Dinner was at a Thai restaurant. My friend got delayed on the Metro and I really wanted a glass of wine while I waited but instead I ordered the seaweed salad. When he arrived we shared some salmon avocado sushi which was delicious. For dinner I ordered a dish with eggplant, chicken and basil and ate it with rice. I also had a bite of his lamb. My daughter, on the other hand, was truly horrified that he was eating lamb. I asked to sample it and he offered some to her. She had a sad look on her face and said, “No, I will never eat lamb! I like lambs, I don’t eat lambs! They are so cute!!” Of course I immediately had a picture of a sweet, fluffy lamb on a green pasture and could barely swallow my bite. She’s right, we shouldn’t be eating lambs, they are sweet. I wouldn’t be surprised if she became a vegetarian at some point in her young life.

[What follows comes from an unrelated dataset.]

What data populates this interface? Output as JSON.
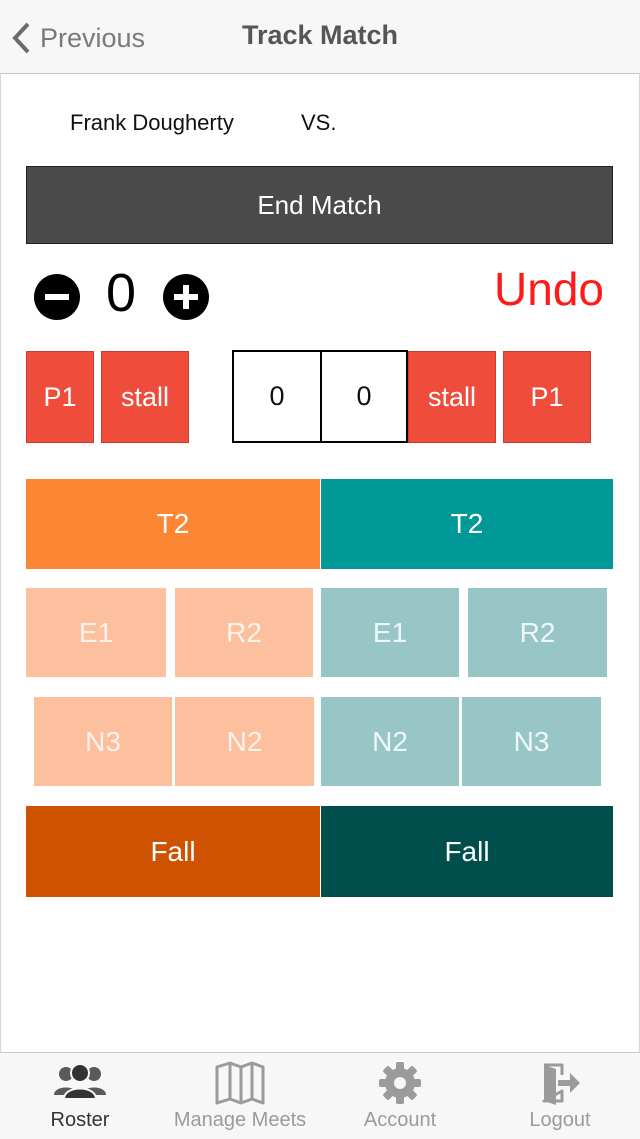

Anyways, I ate my food but it was just okay. It was weird to have my food at that high (heat) temperature. That was a sensation I wasn’t used to and chewing on the chicken wasn’t really as good as I was expecting. The sauce also was very salty to me. I used to really like that restaurant but maybe because I’ve been eating so clean can don’t enjoy the oils and sauces that might have been bottled or poorer quality. I found myself not able to finish my food which is highly unusual when it comes to me and Thai food.

After dinner my daughter wanted some ice cream and she decided on mint. She was raving about it and both she and the saleslady were encouraging me to sample it but I couldn’t. I had ZERO taste for that sugary treat. Really, really odd. I LOVE ice cream but I just haven’t had any interest since starting this raw foods cleanse in eating sweets. My cravings have essentially disappeared. I love this side benefit.

After dinner I felt bloated and gassy and fell right to sleep exhausted. I am typing this, however, at 3:40am. I woke up about an hour ago very hot (I slept in a sweatshirt) and got up to pee and decided to look at videos on raw food on YouTube and type this post instead. You know what’s crazy though?! I was waking up in the middle of the night for weeks and as soon as I started eating raw I was sleeping through the night. One day of cooked food and I’m back to waking up. Interesting.

I need to force myself to get back to sleep now because, well, sleep is necessary and good for you but also because I’m touring a private school tomorrow for my daughter and I’m sure they will be sizing me up as well. After this experience I think it will be easy to get back on track tomorrow.